Second-rate books often make the best films and television. Mario Puzo's The Godfather is a cheap potboiler but sensational cinema. George R.R. Martin's A Game of Thrones is lurid fanta-schlock but epic small-screen storytelling. If Isabel Allende's sweeping, 500-page debut novel The House of the Spirits were not such a breathtakingly brilliant masterpiece, it might survive the transition to the screen much better.
The book, published in 1982, has already flopped in one adaptation, despite a superstellar cast. Featuring Meryl Streep, Glenn Close, Winona Ryder, Jeremy Irons, and Antonio Banderas, it bombed at the box office in 1993. British viewers will recognise few of the names in this eight-part, Spanish language adaptation for Amazon, other than Eva Longoria, who was originally slated to play a leading role but eventually settled for an executive producer's credit.
The Magic Is Missing
What makes the novel so extraordinary is its use of magic. The paranormal is normal for the generations of women whose menfolk shape the violent course of politics in Chile, from pre-war feudalism to the socialist reforms and military coup of the 1970s. Other writers in the genre, such as Salman Rushdie and Gabriel Garcia Marquez, use magic like fireworks. Allende treats it as part of the furniture. When ghosts take up residence, objects move of their own accord, and dreams become reality, it is all part of the fabric of everyday life.
This version barely attempts to capture that wonderful, all-absorbing atmosphere. I have to admit I am disappointed, because The House of the Spirits is one of my favourite books, and I would love to see television do it justice. But I cannot say I am surprised, and the remnants of the novel that survive are enjoyable.
A Conventional Family Saga
Directors Francisca Alegria and Andres Wood concentrate on the conventional aspects of the story, treating it as a family saga with all the period trimmings. Oddities such as the green, mermaid-like hair of the doomed Rosa (Chiara Parravicini) are glossed over awkwardly: it is as though an experiment with peroxide went wrong, and everyone is too polite to say anything. Much more emphasis is placed on the Del Valle family's wealth - the sedan automobiles, the servants, the fine clothes - giving it all the look of a run-of-the-mill costume drama with budget to burn, such as HBO's The Gilded Age.

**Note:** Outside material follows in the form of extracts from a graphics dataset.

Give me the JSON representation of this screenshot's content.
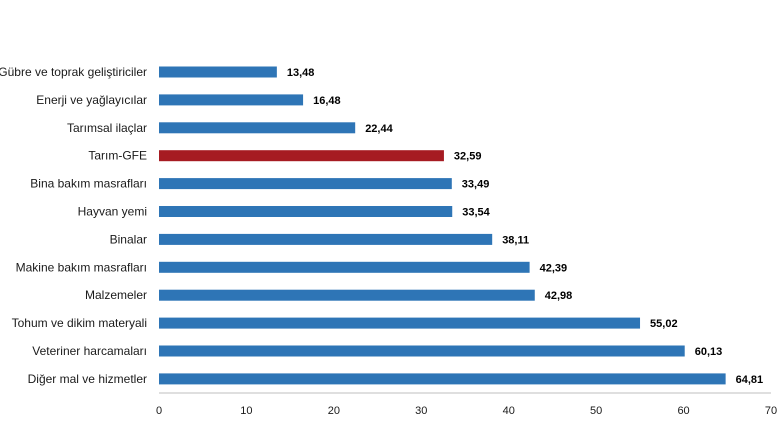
{
  "chart_data": {
    "type": "bar",
    "orientation": "horizontal",
    "categories": [
      "Gübre ve toprak geliştiriciler",
      "Enerji  ve yağlayıcılar",
      "Tarımsal ilaçlar",
      "Tarım-GFE",
      "Bina bakım masrafları",
      "Hayvan yemi",
      "Binalar",
      "Makine bakım masrafları",
      "Malzemeler",
      "Tohum ve dikim materyali",
      "Veteriner harcamaları",
      "Diğer mal ve hizmetler"
    ],
    "values": [
      13.48,
      16.48,
      22.44,
      32.59,
      33.49,
      33.54,
      38.11,
      42.39,
      42.98,
      55.02,
      60.13,
      64.81
    ],
    "value_labels": [
      "13,48",
      "16,48",
      "22,44",
      "32,59",
      "33,49",
      "33,54",
      "38,11",
      "42,39",
      "42,98",
      "55,02",
      "60,13",
      "64,81"
    ],
    "highlight_index": 3,
    "xlim": [
      0,
      70
    ],
    "xticks": [
      "0",
      "10",
      "20",
      "30",
      "40",
      "50",
      "60",
      "70"
    ],
    "grid": false,
    "legend": "none",
    "colors": {
      "bar": "#2e75b6",
      "highlight": "#a61b22"
    }
  }
}
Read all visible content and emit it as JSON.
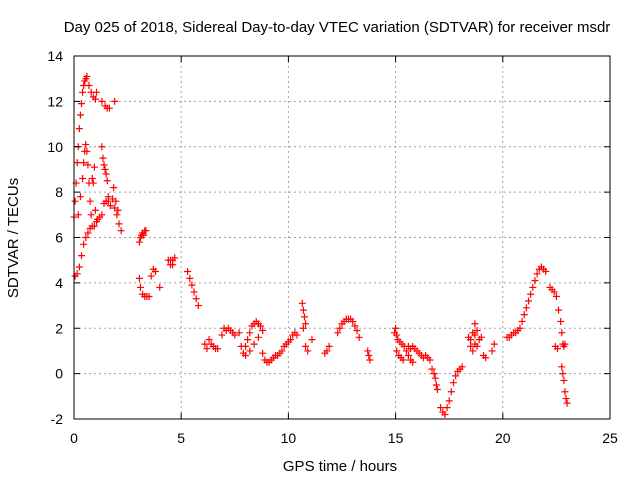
{
  "chart_data": {
    "type": "scatter",
    "title": "Day 025 of 2018, Sidereal Day-to-day VTEC variation (SDTVAR) for receiver msdr",
    "xlabel": "GPS time / hours",
    "ylabel": "SDTVAR / TECUs",
    "xlim": [
      0,
      25
    ],
    "ylim": [
      -2,
      14
    ],
    "xticks": [
      0,
      5,
      10,
      15,
      20,
      25
    ],
    "yticks": [
      -2,
      0,
      2,
      4,
      6,
      8,
      10,
      12,
      14
    ],
    "grid": true,
    "marker": "+",
    "color": "#ff0000",
    "series": [
      {
        "name": "SDTVAR",
        "points": [
          [
            0.0,
            6.9
          ],
          [
            0.05,
            7.6
          ],
          [
            0.1,
            8.4
          ],
          [
            0.15,
            9.3
          ],
          [
            0.2,
            10.0
          ],
          [
            0.25,
            10.8
          ],
          [
            0.3,
            11.4
          ],
          [
            0.35,
            11.9
          ],
          [
            0.4,
            12.4
          ],
          [
            0.45,
            12.7
          ],
          [
            0.5,
            12.9
          ],
          [
            0.55,
            13.0
          ],
          [
            0.6,
            13.1
          ],
          [
            0.05,
            4.3
          ],
          [
            0.15,
            4.4
          ],
          [
            0.25,
            4.7
          ],
          [
            0.35,
            5.2
          ],
          [
            0.45,
            5.7
          ],
          [
            0.55,
            6.0
          ],
          [
            0.65,
            6.2
          ],
          [
            0.75,
            6.4
          ],
          [
            0.85,
            6.5
          ],
          [
            0.95,
            6.5
          ],
          [
            1.05,
            6.7
          ],
          [
            0.2,
            7.0
          ],
          [
            0.3,
            7.8
          ],
          [
            0.4,
            8.6
          ],
          [
            0.45,
            9.3
          ],
          [
            0.5,
            9.8
          ],
          [
            0.55,
            10.1
          ],
          [
            0.6,
            9.8
          ],
          [
            0.65,
            9.2
          ],
          [
            0.7,
            8.4
          ],
          [
            0.75,
            7.6
          ],
          [
            0.8,
            7.0
          ],
          [
            0.7,
            12.7
          ],
          [
            0.8,
            12.4
          ],
          [
            0.9,
            12.2
          ],
          [
            1.0,
            12.1
          ],
          [
            1.05,
            12.4
          ],
          [
            1.3,
            12.0
          ],
          [
            1.45,
            11.8
          ],
          [
            1.55,
            11.7
          ],
          [
            1.65,
            11.7
          ],
          [
            1.9,
            12.0
          ],
          [
            0.85,
            8.6
          ],
          [
            0.9,
            8.4
          ],
          [
            0.95,
            9.1
          ],
          [
            1.0,
            7.2
          ],
          [
            1.1,
            6.8
          ],
          [
            1.2,
            6.9
          ],
          [
            1.3,
            7.0
          ],
          [
            1.4,
            7.5
          ],
          [
            1.5,
            7.6
          ],
          [
            1.6,
            7.6
          ],
          [
            1.7,
            7.4
          ],
          [
            1.8,
            7.7
          ],
          [
            1.9,
            7.3
          ],
          [
            2.0,
            7.0
          ],
          [
            2.1,
            6.6
          ],
          [
            2.2,
            6.3
          ],
          [
            1.3,
            10.0
          ],
          [
            1.35,
            9.5
          ],
          [
            1.4,
            9.2
          ],
          [
            1.45,
            9.0
          ],
          [
            1.5,
            8.8
          ],
          [
            1.55,
            8.5
          ],
          [
            1.6,
            7.8
          ],
          [
            1.85,
            8.2
          ],
          [
            1.95,
            7.6
          ],
          [
            2.05,
            7.2
          ],
          [
            3.05,
            5.8
          ],
          [
            3.1,
            6.0
          ],
          [
            3.15,
            6.1
          ],
          [
            3.2,
            6.2
          ],
          [
            3.25,
            6.1
          ],
          [
            3.3,
            6.3
          ],
          [
            3.35,
            6.3
          ],
          [
            3.05,
            4.2
          ],
          [
            3.1,
            3.8
          ],
          [
            3.2,
            3.5
          ],
          [
            3.3,
            3.4
          ],
          [
            3.4,
            3.4
          ],
          [
            3.5,
            3.4
          ],
          [
            3.6,
            4.3
          ],
          [
            3.7,
            4.6
          ],
          [
            3.8,
            4.5
          ],
          [
            4.0,
            3.8
          ],
          [
            4.4,
            5.0
          ],
          [
            4.5,
            5.0
          ],
          [
            4.6,
            5.0
          ],
          [
            4.7,
            5.1
          ],
          [
            4.5,
            4.8
          ],
          [
            4.6,
            4.8
          ],
          [
            5.3,
            4.5
          ],
          [
            5.4,
            4.2
          ],
          [
            5.5,
            3.9
          ],
          [
            5.6,
            3.6
          ],
          [
            5.7,
            3.3
          ],
          [
            5.8,
            3.0
          ],
          [
            6.1,
            1.3
          ],
          [
            6.2,
            1.1
          ],
          [
            6.3,
            1.5
          ],
          [
            6.4,
            1.3
          ],
          [
            6.5,
            1.2
          ],
          [
            6.6,
            1.1
          ],
          [
            6.7,
            1.1
          ],
          [
            6.9,
            1.7
          ],
          [
            7.0,
            2.0
          ],
          [
            7.1,
            1.9
          ],
          [
            7.2,
            2.0
          ],
          [
            7.3,
            1.9
          ],
          [
            7.4,
            1.8
          ],
          [
            7.5,
            1.7
          ],
          [
            7.7,
            1.8
          ],
          [
            7.8,
            1.2
          ],
          [
            7.9,
            0.9
          ],
          [
            8.0,
            1.2
          ],
          [
            8.1,
            1.5
          ],
          [
            8.2,
            1.8
          ],
          [
            8.3,
            2.1
          ],
          [
            8.4,
            2.2
          ],
          [
            8.5,
            2.3
          ],
          [
            8.6,
            2.2
          ],
          [
            8.7,
            2.1
          ],
          [
            8.8,
            1.9
          ],
          [
            8.0,
            0.8
          ],
          [
            8.2,
            1.0
          ],
          [
            8.4,
            1.3
          ],
          [
            8.6,
            1.6
          ],
          [
            8.8,
            0.9
          ],
          [
            8.9,
            0.6
          ],
          [
            9.0,
            0.5
          ],
          [
            9.1,
            0.5
          ],
          [
            9.2,
            0.6
          ],
          [
            9.3,
            0.7
          ],
          [
            9.4,
            0.8
          ],
          [
            9.5,
            0.8
          ],
          [
            9.6,
            0.9
          ],
          [
            9.7,
            1.0
          ],
          [
            9.8,
            1.2
          ],
          [
            9.9,
            1.3
          ],
          [
            10.0,
            1.4
          ],
          [
            10.1,
            1.5
          ],
          [
            10.2,
            1.7
          ],
          [
            10.3,
            1.8
          ],
          [
            10.4,
            1.7
          ],
          [
            10.65,
            3.1
          ],
          [
            10.7,
            2.8
          ],
          [
            10.75,
            2.5
          ],
          [
            10.8,
            2.2
          ],
          [
            10.7,
            2.0
          ],
          [
            10.8,
            1.2
          ],
          [
            10.9,
            1.0
          ],
          [
            11.1,
            1.5
          ],
          [
            11.7,
            0.9
          ],
          [
            11.8,
            1.0
          ],
          [
            11.9,
            1.2
          ],
          [
            12.3,
            1.8
          ],
          [
            12.4,
            2.0
          ],
          [
            12.5,
            2.2
          ],
          [
            12.6,
            2.3
          ],
          [
            12.7,
            2.4
          ],
          [
            12.8,
            2.4
          ],
          [
            12.9,
            2.4
          ],
          [
            13.0,
            2.3
          ],
          [
            13.1,
            2.1
          ],
          [
            13.2,
            1.9
          ],
          [
            13.3,
            1.6
          ],
          [
            13.7,
            1.0
          ],
          [
            13.75,
            0.8
          ],
          [
            13.8,
            0.6
          ],
          [
            14.95,
            1.8
          ],
          [
            15.0,
            2.0
          ],
          [
            15.05,
            1.7
          ],
          [
            15.1,
            1.5
          ],
          [
            15.2,
            1.4
          ],
          [
            15.3,
            1.3
          ],
          [
            15.4,
            1.2
          ],
          [
            15.5,
            1.0
          ],
          [
            15.6,
            0.8
          ],
          [
            15.7,
            0.6
          ],
          [
            15.8,
            0.5
          ],
          [
            15.05,
            1.0
          ],
          [
            15.15,
            0.8
          ],
          [
            15.25,
            0.7
          ],
          [
            15.35,
            0.6
          ],
          [
            15.6,
            1.2
          ],
          [
            15.7,
            1.1
          ],
          [
            15.8,
            1.2
          ],
          [
            15.9,
            1.1
          ],
          [
            16.0,
            1.0
          ],
          [
            16.1,
            0.9
          ],
          [
            16.2,
            0.8
          ],
          [
            16.3,
            0.7
          ],
          [
            16.4,
            0.8
          ],
          [
            16.5,
            0.7
          ],
          [
            16.6,
            0.6
          ],
          [
            16.7,
            0.2
          ],
          [
            16.8,
            0.0
          ],
          [
            16.85,
            -0.2
          ],
          [
            16.9,
            -0.5
          ],
          [
            16.95,
            -0.7
          ],
          [
            17.1,
            -1.5
          ],
          [
            17.2,
            -1.7
          ],
          [
            17.3,
            -1.8
          ],
          [
            17.4,
            -1.5
          ],
          [
            17.5,
            -1.2
          ],
          [
            17.6,
            -0.8
          ],
          [
            17.7,
            -0.4
          ],
          [
            17.8,
            -0.1
          ],
          [
            17.9,
            0.1
          ],
          [
            18.0,
            0.2
          ],
          [
            18.1,
            0.3
          ],
          [
            18.4,
            1.6
          ],
          [
            18.5,
            1.5
          ],
          [
            18.6,
            1.8
          ],
          [
            18.7,
            1.7
          ],
          [
            18.8,
            1.9
          ],
          [
            18.9,
            1.5
          ],
          [
            19.0,
            1.6
          ],
          [
            18.5,
            1.2
          ],
          [
            18.6,
            1.0
          ],
          [
            18.7,
            1.3
          ],
          [
            18.8,
            1.2
          ],
          [
            18.7,
            2.2
          ],
          [
            19.1,
            0.8
          ],
          [
            19.2,
            0.7
          ],
          [
            19.5,
            1.0
          ],
          [
            19.6,
            1.3
          ],
          [
            20.2,
            1.6
          ],
          [
            20.3,
            1.6
          ],
          [
            20.4,
            1.7
          ],
          [
            20.5,
            1.8
          ],
          [
            20.6,
            1.8
          ],
          [
            20.7,
            1.9
          ],
          [
            20.8,
            2.0
          ],
          [
            20.9,
            2.3
          ],
          [
            21.0,
            2.6
          ],
          [
            21.1,
            2.9
          ],
          [
            21.2,
            3.2
          ],
          [
            21.3,
            3.5
          ],
          [
            21.4,
            3.8
          ],
          [
            21.5,
            4.1
          ],
          [
            21.6,
            4.4
          ],
          [
            21.7,
            4.6
          ],
          [
            21.8,
            4.7
          ],
          [
            21.9,
            4.6
          ],
          [
            22.0,
            4.5
          ],
          [
            22.2,
            3.8
          ],
          [
            22.3,
            3.7
          ],
          [
            22.4,
            3.6
          ],
          [
            22.5,
            3.4
          ],
          [
            22.6,
            2.8
          ],
          [
            22.45,
            1.2
          ],
          [
            22.55,
            1.1
          ],
          [
            22.7,
            2.3
          ],
          [
            22.75,
            1.8
          ],
          [
            22.8,
            1.3
          ],
          [
            22.85,
            1.2
          ],
          [
            22.9,
            1.3
          ],
          [
            22.75,
            0.3
          ],
          [
            22.8,
            0.0
          ],
          [
            22.85,
            -0.3
          ],
          [
            22.9,
            -0.8
          ],
          [
            22.95,
            -1.1
          ],
          [
            23.0,
            -1.3
          ]
        ]
      }
    ]
  }
}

Alfonso Herrera plays Esteban Trueba, the gold prospector who yearns to marry Rosa, before turning his attention to her mute little sister, Clara. As a romantic tragedy, reflecting the bloody emergence of democracy in a South American country, it works well enough. The plot shunts along, thanks to a liberal application of soapiness. But it will not live with you forever. You might forget you ever watched it.
The book is one of those rare novels that will change your ideas of what great literature can do. What it cannot do, sadly, is guarantee great TV.